Une jeune femme d'une trentaine d'années a été violée et mutilée à la poitrine et aux parties génitales à Canala, un village de la côte est de Nouvelle-Calédonie. — THEO ROUBY / AFP

Près de 200 personnes sont descendues dans la rue ce jeudi à Nouméa, répondant ainsi à l’appel du collectif « Femmes en colère », pour dénoncer les violences faites aux femmes après un viol qui a suscité l’émotion dans l’île. « C’est la goutte qui a fait déborder le vase. Il faut que les choses changent sinon nous allons toujours subir », a déclaré Valentine Holle, présidente du Conseil des femmes de la province sud.

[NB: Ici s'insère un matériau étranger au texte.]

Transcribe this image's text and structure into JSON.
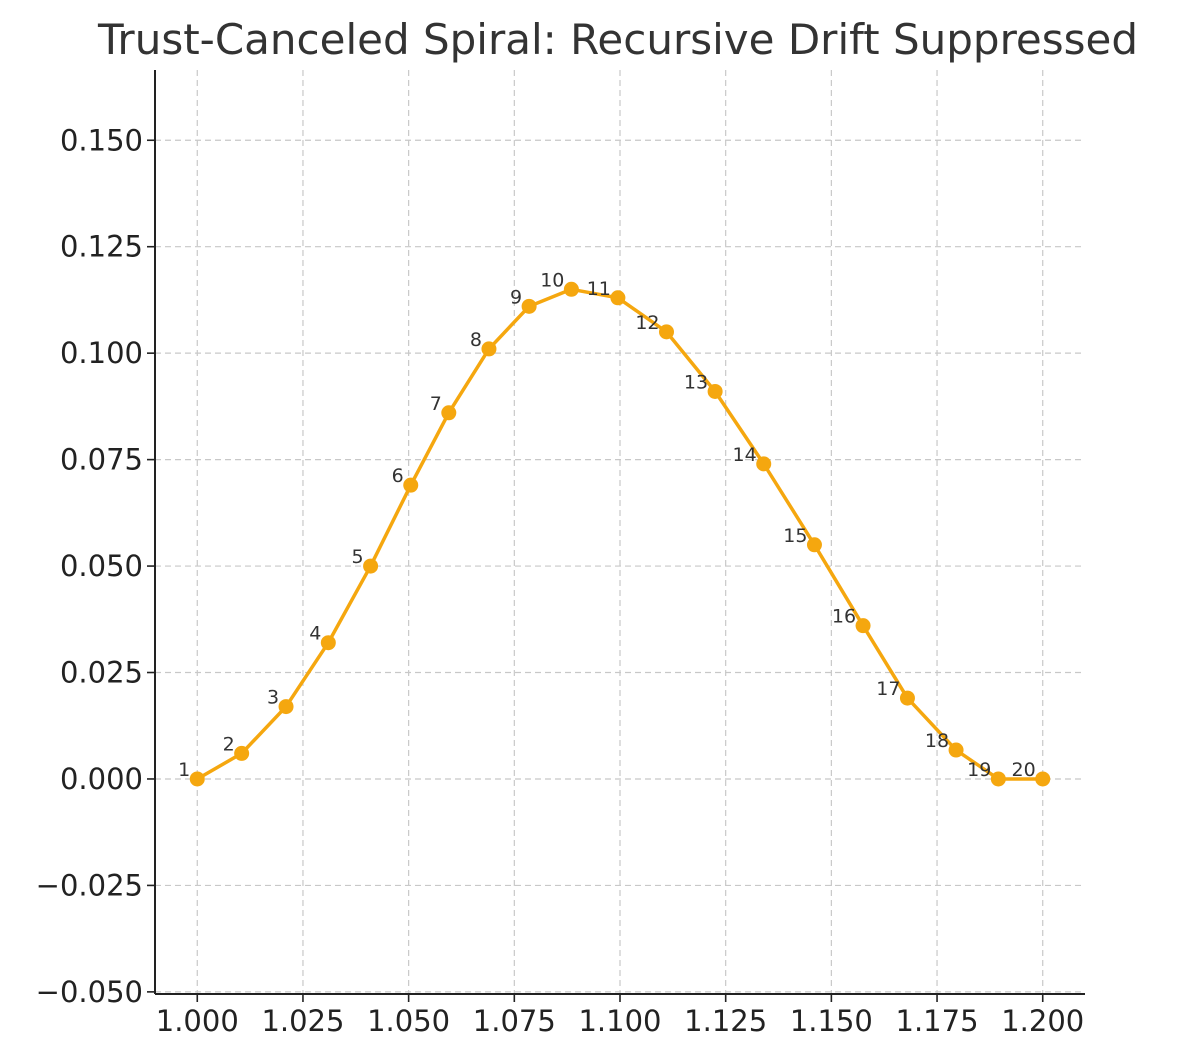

Il y a un mois, le week-end du 11 mars, une femme a été violée et mutilée à la poitrine et aux parties génitales à Canala, village de la côte est de Nouvelle-Calédonie. La jeune femme d’une trentaine d’années, placée en coma artificiel, est toujours soignée à l’hôpital, selon ses proches.

Pour le lancement d’une campagne de prévention

Les faits ont entraîné plusieurs manifestations menées par des associations. « Il faut une prise de conscience collective, qui ne peut concerner que les femmes », a déclaré Pascal Hébert, vice-président de la Ligue des droits de l’Homme. Les manifestants se sont regroupés devant le Congrès dans le centre-ville où une délégation a été reçue par le bureau de l’institution, avant de se rendre au haut-commissariat de la République.

Le collectif « Femmes en colère » réclame notamment une formation systématique des personnes « en contact avec les femmes victimes », le lancement d’une campagne de prévention, la condamnation des publicités « dégradant l’image de la femme » ainsi que la suppression des délais de prescription pour les agressions sexuelles.